親権者が決められる基準は?

離婚に際して未成年の子供がいる場合、必ず父親と母親のどちらが親権者になるか決めなければなりません。

協議離婚や調停離婚の場合、話し合いでどちらが親権者になるかを決めます。話し合いで決まらない場合には離婚自体ができませんから、離婚訴訟を提起して、その判決の中で裁判官が親権者を決めることになります。

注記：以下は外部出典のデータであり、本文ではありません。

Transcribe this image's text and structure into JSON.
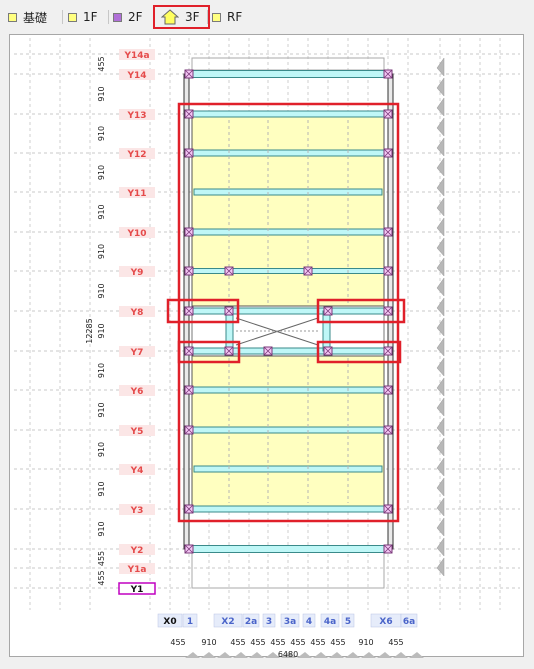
{
  "tabs": [
    {
      "label": "基礎",
      "color": "#ffff80",
      "active": false
    },
    {
      "label": "1F",
      "color": "#ffff80",
      "active": false
    },
    {
      "label": "2F",
      "color": "#b070d8",
      "active": false
    },
    {
      "label": "3F",
      "color": "#ffff80",
      "active": true,
      "icon": "house-icon"
    },
    {
      "label": "RF",
      "color": "#ffff80",
      "active": false
    }
  ],
  "grid_y_labels": [
    "Y14a",
    "Y14",
    "Y13",
    "Y12",
    "Y11",
    "Y10",
    "Y9",
    "Y8",
    "Y7",
    "Y6",
    "Y5",
    "Y4",
    "Y3",
    "Y2",
    "Y1a",
    "Y1"
  ],
  "grid_y_selected": "Y1",
  "y_dimensions": [
    "455",
    "910",
    "910",
    "910",
    "910",
    "910",
    "910",
    "910",
    "910",
    "910",
    "910",
    "910",
    "910",
    "455",
    "455"
  ],
  "y_total": "12285",
  "grid_x_labels": [
    "X0",
    "1",
    "X2",
    "2a",
    "3",
    "3a",
    "4",
    "4a",
    "5",
    "X6",
    "6a"
  ],
  "x_dimensions": [
    "455",
    "910",
    "455",
    "455",
    "455",
    "455",
    "455",
    "455",
    "910",
    "455"
  ],
  "x_total": "6480",
  "colors": {
    "label_red": "#e54b4b",
    "label_blue": "#4a64c9",
    "floor_fill": "#ffffc0",
    "beam_fill": "#bff7f7",
    "highlight": "#e0202a",
    "selected_label_border": "#c000c0"
  }
}
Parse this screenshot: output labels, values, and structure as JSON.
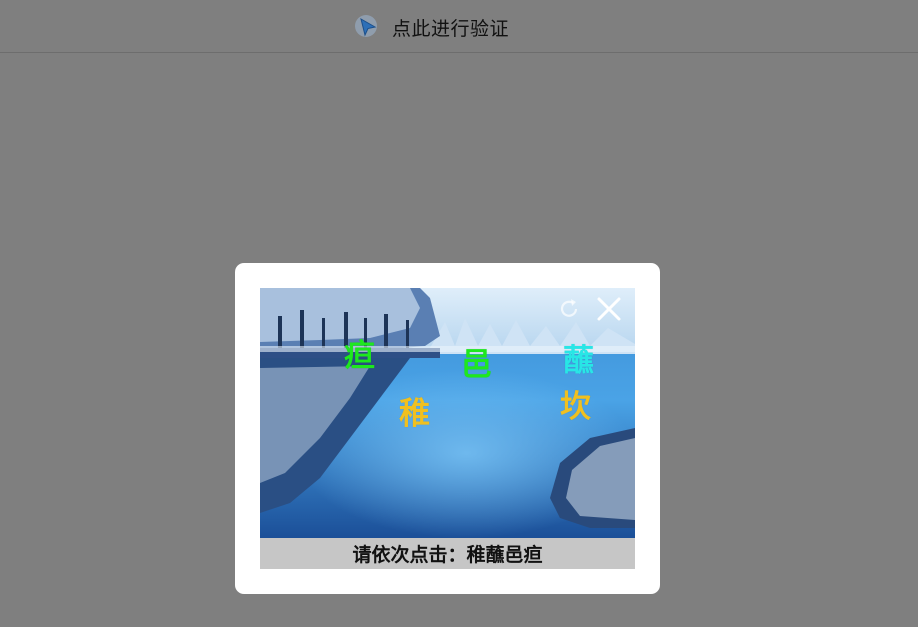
{
  "header": {
    "verify_label": "点此进行验证",
    "icon": "cursor-arrow-icon"
  },
  "captcha": {
    "controls": {
      "refresh_icon": "refresh-icon",
      "close_icon": "close-icon"
    },
    "glyphs": [
      {
        "char": "疸",
        "color": "#1ee81e"
      },
      {
        "char": "邑",
        "color": "#1ee81e"
      },
      {
        "char": "蘸",
        "color": "#28e6e6"
      },
      {
        "char": "稚",
        "color": "#f0c020"
      },
      {
        "char": "坎",
        "color": "#f0c020"
      }
    ],
    "instruction": "请依次点击：稚蘸邑疸"
  }
}
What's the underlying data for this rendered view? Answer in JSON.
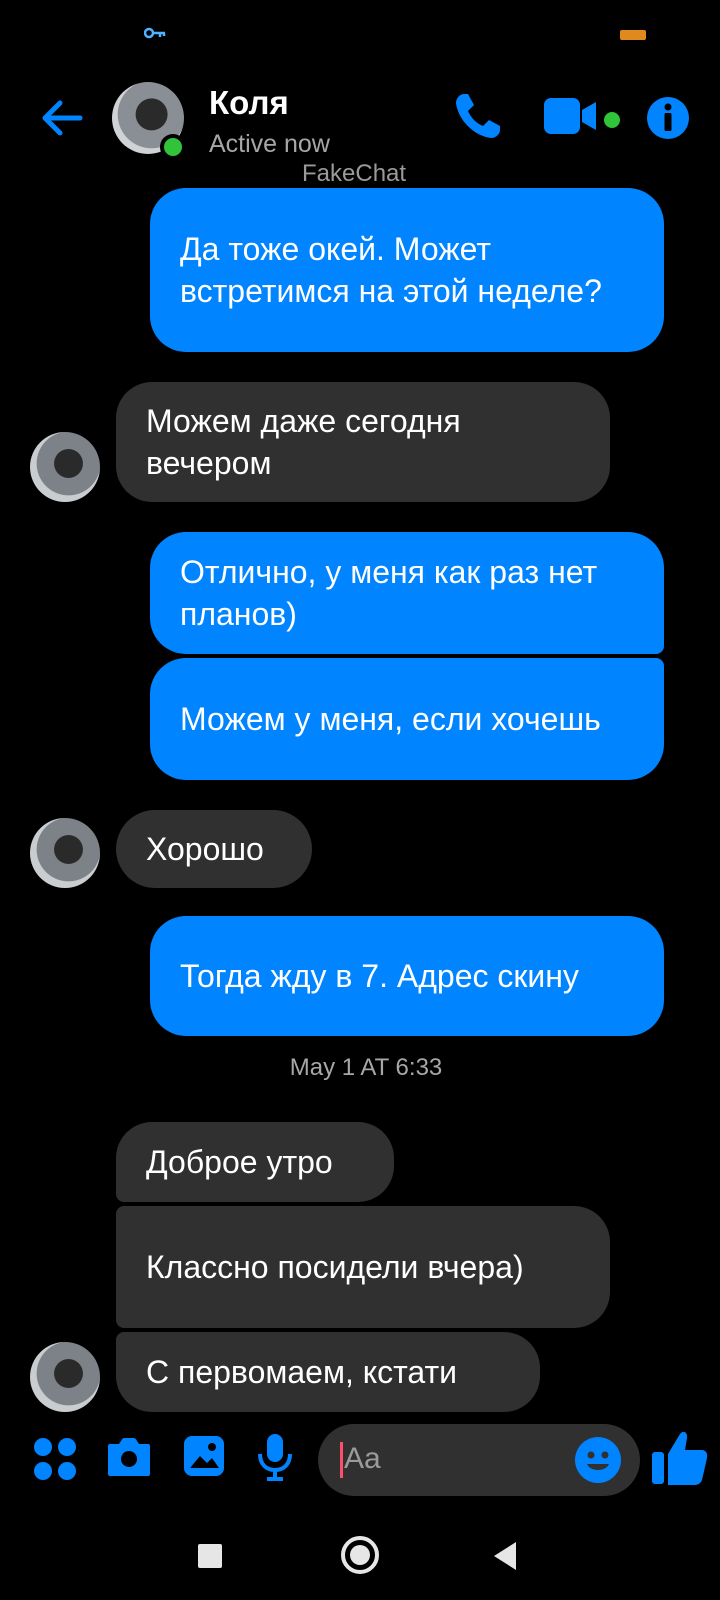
{
  "colors": {
    "accent": "#0084ff",
    "incoming_bubble": "#303030",
    "online": "#31c43b",
    "background": "#000000"
  },
  "header": {
    "name": "Коля",
    "status": "Active now",
    "watermark": "FakeChat",
    "icons": [
      "back-arrow-icon",
      "phone-icon",
      "video-camera-icon",
      "info-icon"
    ]
  },
  "messages": [
    {
      "dir": "out",
      "text": "Да тоже окей. Может встретимся на этой неделе?"
    },
    {
      "dir": "in",
      "text": "Можем даже сегодня вечером"
    },
    {
      "dir": "out",
      "text": "Отлично, у меня как раз нет планов)"
    },
    {
      "dir": "out",
      "text": "Можем у меня, если хочешь"
    },
    {
      "dir": "in",
      "text": "Хорошо"
    },
    {
      "dir": "out",
      "text": "Тогда жду в 7. Адрес скину"
    },
    {
      "dir": "in",
      "text": "Доброе утро"
    },
    {
      "dir": "in",
      "text": "Классно посидели вчера)"
    },
    {
      "dir": "in",
      "text": "С первомаем, кстати"
    }
  ],
  "timestamp": "May 1 AT 6:33",
  "composer": {
    "placeholder": "Aa",
    "icons": [
      "apps-grid-icon",
      "camera-icon",
      "gallery-icon",
      "microphone-icon",
      "emoji-icon",
      "thumbs-up-icon"
    ]
  }
}
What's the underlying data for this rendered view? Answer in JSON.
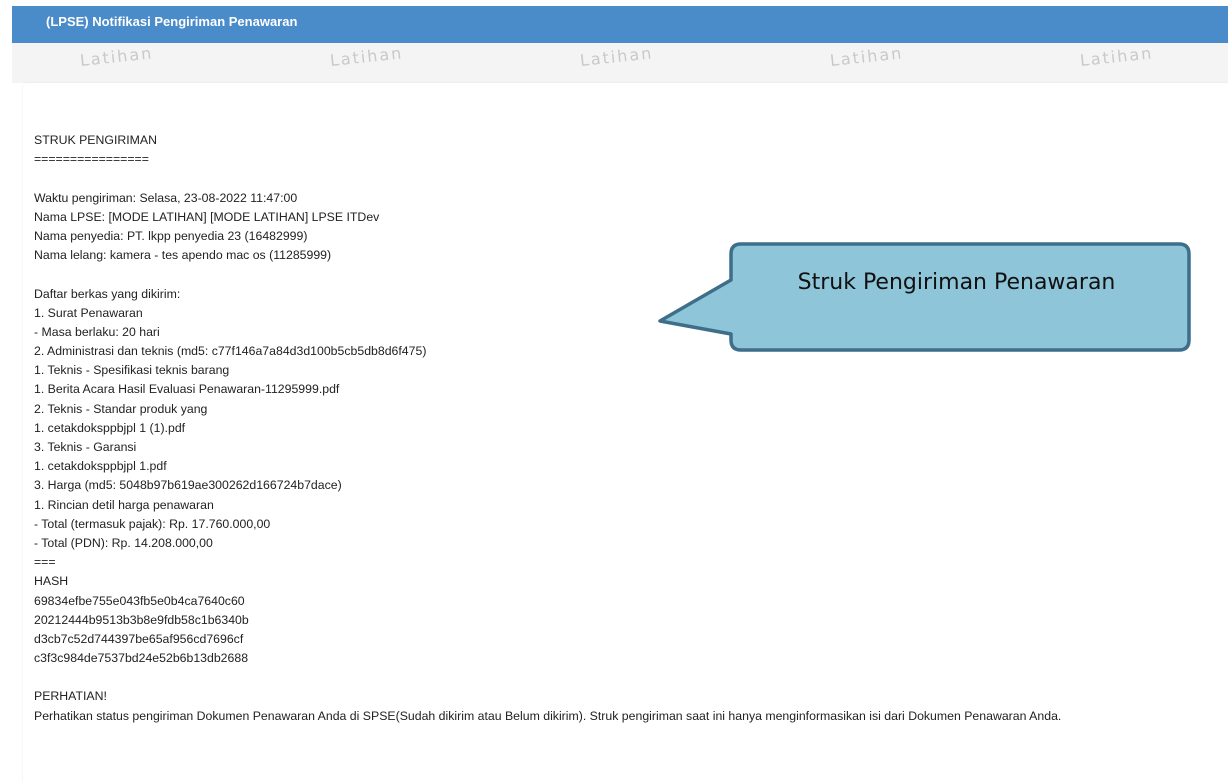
{
  "header": {
    "title": "(LPSE) Notifikasi Pengiriman Penawaran"
  },
  "watermark": {
    "text": "Latihan",
    "repeat": 5
  },
  "receipt": {
    "lines": [
      "STRUK PENGIRIMAN",
      "================",
      "",
      "Waktu pengiriman: Selasa, 23-08-2022 11:47:00",
      "Nama LPSE: [MODE LATIHAN] [MODE LATIHAN] LPSE ITDev",
      "Nama penyedia: PT. lkpp penyedia 23 (16482999)",
      "Nama lelang: kamera - tes apendo mac os (11285999)",
      "",
      "Daftar berkas yang dikirim:",
      "1. Surat Penawaran",
      "- Masa berlaku: 20 hari",
      "2. Administrasi dan teknis (md5: c77f146a7a84d3d100b5cb5db8d6f475)",
      "1. Teknis - Spesifikasi teknis barang",
      "1. Berita Acara Hasil Evaluasi Penawaran-11295999.pdf",
      "2. Teknis - Standar produk yang",
      "1. cetakdoksppbjpl 1 (1).pdf",
      "3. Teknis - Garansi",
      "1. cetakdoksppbjpl 1.pdf",
      "3. Harga (md5: 5048b97b619ae300262d166724b7dace)",
      "1. Rincian detil harga penawaran",
      "- Total (termasuk pajak): Rp. 17.760.000,00",
      "- Total (PDN): Rp. 14.208.000,00",
      "===",
      "HASH",
      "69834efbe755e043fb5e0b4ca7640c60",
      "20212444b9513b3b8e9fdb58c1b6340b",
      "d3cb7c52d744397be65af956cd7696cf",
      "c3f3c984de7537bd24e52b6b13db2688",
      "",
      "PERHATIAN!",
      "Perhatikan status pengiriman Dokumen Penawaran Anda di SPSE(Sudah dikirim atau Belum dikirim). Struk pengiriman saat ini hanya menginformasikan isi dari Dokumen Penawaran Anda."
    ]
  },
  "callout": {
    "text": "Struk Pengiriman Penawaran",
    "fill": "#8fc5d9",
    "stroke": "#3d6f8a"
  },
  "colors": {
    "header_bg": "#4a8cc9",
    "page_bg": "#f4f4f4",
    "watermark": "#c9c9c9"
  }
}
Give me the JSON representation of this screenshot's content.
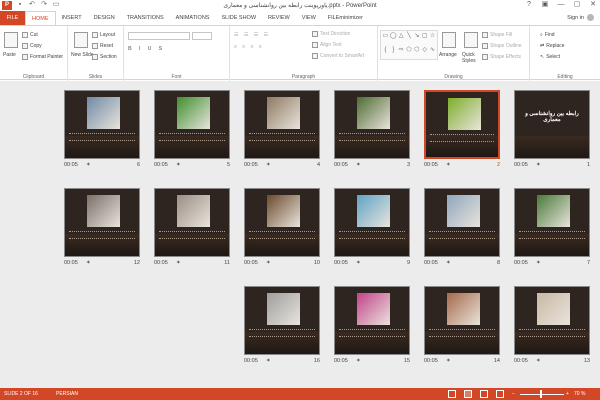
{
  "titlebar": {
    "app_icon": "P",
    "title": "پاورپوینت رابطه بین روانشناسی و معماری.pptx - PowerPoint",
    "quick_access": [
      "save-icon",
      "undo-icon",
      "redo-icon",
      "start-from-beginning-icon"
    ],
    "controls": [
      "?",
      "▣",
      "—",
      "▢",
      "✕"
    ]
  },
  "tabs": {
    "items": [
      "FILE",
      "HOME",
      "INSERT",
      "DESIGN",
      "TRANSITIONS",
      "ANIMATIONS",
      "SLIDE SHOW",
      "REVIEW",
      "VIEW",
      "FILEminimizer"
    ],
    "active": "HOME",
    "signin": "Sign in"
  },
  "ribbon": {
    "clipboard": {
      "label": "Clipboard",
      "paste": "Paste",
      "cut": "Cut",
      "copy": "Copy",
      "format_painter": "Format Painter"
    },
    "slides": {
      "label": "Slides",
      "new_slide": "New Slide",
      "layout": "Layout",
      "reset": "Reset",
      "section": "Section"
    },
    "font": {
      "label": "Font"
    },
    "paragraph": {
      "label": "Paragraph",
      "text_direction": "Text Direction",
      "align_text": "Align Text",
      "convert_smartart": "Convert to SmartArt"
    },
    "drawing": {
      "label": "Drawing",
      "arrange": "Arrange",
      "quick_styles": "Quick Styles",
      "shape_fill": "Shape Fill",
      "shape_outline": "Shape Outline",
      "shape_effects": "Shape Effects"
    },
    "editing": {
      "label": "Editing",
      "find": "Find",
      "replace": "Replace",
      "select": "Select"
    }
  },
  "slides": [
    {
      "number": "1",
      "time": "00:05",
      "title": "رابطه بین روانشناسی و معماری",
      "accent": "#2f2520"
    },
    {
      "number": "2",
      "time": "00:05",
      "accent": "#7fae2a"
    },
    {
      "number": "3",
      "time": "00:05",
      "accent": "#4e6b33"
    },
    {
      "number": "4",
      "time": "00:05",
      "accent": "#8d7a62"
    },
    {
      "number": "5",
      "time": "00:05",
      "accent": "#3f8f2f"
    },
    {
      "number": "6",
      "time": "00:05",
      "accent": "#6f8aa6"
    },
    {
      "number": "7",
      "time": "00:05",
      "accent": "#4a7a3a"
    },
    {
      "number": "8",
      "time": "00:05",
      "accent": "#8fa6bd"
    },
    {
      "number": "9",
      "time": "00:05",
      "accent": "#5fa3c6"
    },
    {
      "number": "10",
      "time": "00:05",
      "accent": "#6b4a2e"
    },
    {
      "number": "11",
      "time": "00:05",
      "accent": "#9a8f85"
    },
    {
      "number": "12",
      "time": "00:05",
      "accent": "#7a7068"
    },
    {
      "number": "13",
      "time": "00:05",
      "accent": "#c9b8a4"
    },
    {
      "number": "14",
      "time": "00:05",
      "accent": "#a56a4a"
    },
    {
      "number": "15",
      "time": "00:05",
      "accent": "#c2428a"
    },
    {
      "number": "16",
      "time": "00:05",
      "accent": "#9e9e9e"
    }
  ],
  "selected_slide": "2",
  "status": {
    "slide_info": "SLIDE 2 OF 16",
    "language": "PERSIAN",
    "zoom": "70 %"
  },
  "colors": {
    "accent": "#d24726",
    "sorter_bg": "#ececec"
  }
}
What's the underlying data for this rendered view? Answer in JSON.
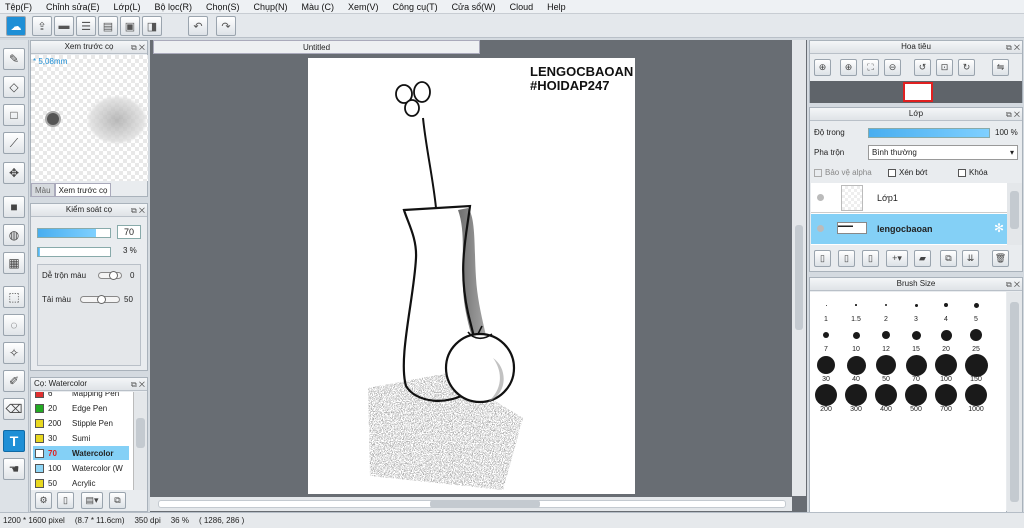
{
  "menu": [
    "Tệp(F)",
    "Chỉnh sửa(E)",
    "Lớp(L)",
    "Bộ lọc(R)",
    "Chọn(S)",
    "Chụp(N)",
    "Màu (C)",
    "Xem(V)",
    "Công cụ(T)",
    "Cửa sổ(W)",
    "Cloud",
    "Help"
  ],
  "preview_panel": {
    "title": "Xem trước cọ",
    "size_label": "* 5,08mm",
    "tabs": [
      "Màu",
      "Xem trước cọ"
    ]
  },
  "brush_control": {
    "title": "Kiểm soát cọ",
    "opacity_value": "70",
    "opacity_fraction": 0.8,
    "second_value": "3 %",
    "second_fraction": 0.03,
    "blend_label": "Dễ trộn màu",
    "blend_value": "0",
    "blend_fraction": 0.0,
    "reload_label": "Tải màu",
    "reload_value": "50",
    "reload_fraction": 0.5
  },
  "brush_list": {
    "title": "Cọ: Watercolor",
    "items": [
      {
        "size": "6",
        "name": "Mapping Pen",
        "color": "#e03030",
        "selected": false
      },
      {
        "size": "20",
        "name": "Edge Pen",
        "color": "#22aa22",
        "selected": false
      },
      {
        "size": "200",
        "name": "Stipple Pen",
        "color": "#e8d820",
        "selected": false
      },
      {
        "size": "30",
        "name": "Sumi",
        "color": "#e8d820",
        "selected": false
      },
      {
        "size": "70",
        "name": "Watercolor",
        "color": "#ffffff",
        "selected": true
      },
      {
        "size": "100",
        "name": "Watercolor (W",
        "color": "#8fd6f6",
        "selected": false
      },
      {
        "size": "50",
        "name": "Acrylic",
        "color": "#e8d820",
        "selected": false
      }
    ]
  },
  "document": {
    "tab_title": "Untitled",
    "text1": "LENGOCBAOAN",
    "text2": "#HOIDAP247"
  },
  "navigator": {
    "title": "Hoa tiêu"
  },
  "layers": {
    "title": "Lớp",
    "opacity_label": "Độ trong",
    "opacity_value": "100 %",
    "opacity_fraction": 1.0,
    "blend_label": "Pha trộn",
    "blend_value": "Bình thường",
    "protect_alpha": "Bảo vệ alpha",
    "clip": "Xén bớt",
    "lock": "Khóa",
    "items": [
      {
        "name": "Lớp1",
        "selected": false
      },
      {
        "name": "lengocbaoan",
        "selected": true
      }
    ]
  },
  "brush_size": {
    "title": "Brush Size",
    "sizes": [
      "1",
      "1.5",
      "2",
      "3",
      "4",
      "5",
      "7",
      "10",
      "12",
      "15",
      "20",
      "25",
      "30",
      "40",
      "50",
      "70",
      "100",
      "150",
      "200",
      "300",
      "400",
      "500",
      "700",
      "1000"
    ]
  },
  "status": {
    "dims": "1200 * 1600 pixel",
    "cm": "(8.7 * 11.6cm)",
    "dpi": "350 dpi",
    "zoom": "36 %",
    "coords": "( 1286, 286 )"
  },
  "colors": {
    "accent": "#1e8fd6",
    "selection": "#84d0f6"
  }
}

それでは、裁判官はどのような事情を基準にして親権者を決めるのでしょうか?

総論的に言えば、子の利益および福祉を基準として決定され、諸事情を比較考慮して総合的に判断されることとされています。

具体的には次のような事情が考慮されます。
【父母側の事情】

  1. 監護能力(年齢、性格〔異常性のチェック〕、教養、健康状態)
  2. 精神的・経済的家庭環境(資産、収入、職業、住居、生活態度)
  3. 居住環境
  4. 教育環境
  5. 子に対する愛情の度合
  6. 従来の監護状況
  7. 実家の資産
  8. 親族の援助等

【子側の事情】

  1. 年齢
  2. 性別
  3. 心身の発育状況
  4. 環境への適応状況
  5. 環境の変化の適応性
  6. 子の意思
  7. 父母および親族との情緒的結びつき

その他、母性優先の基準、継続性の基準、子の意思尊重の基準、きょうだいの不分離の基準、面接交渉の許容、奪取の違法性などが判断の基準とされていますが、一律に決められるのではなく、あくまで総合的に判断されます。

(以上、「離婚調停・離婚訴訟」青林書院141頁より)

協議離婚や調停離婚においても、上記のような基準を考慮して、どのようにすれば最も子供のためになるのかを十分に話し合ってください。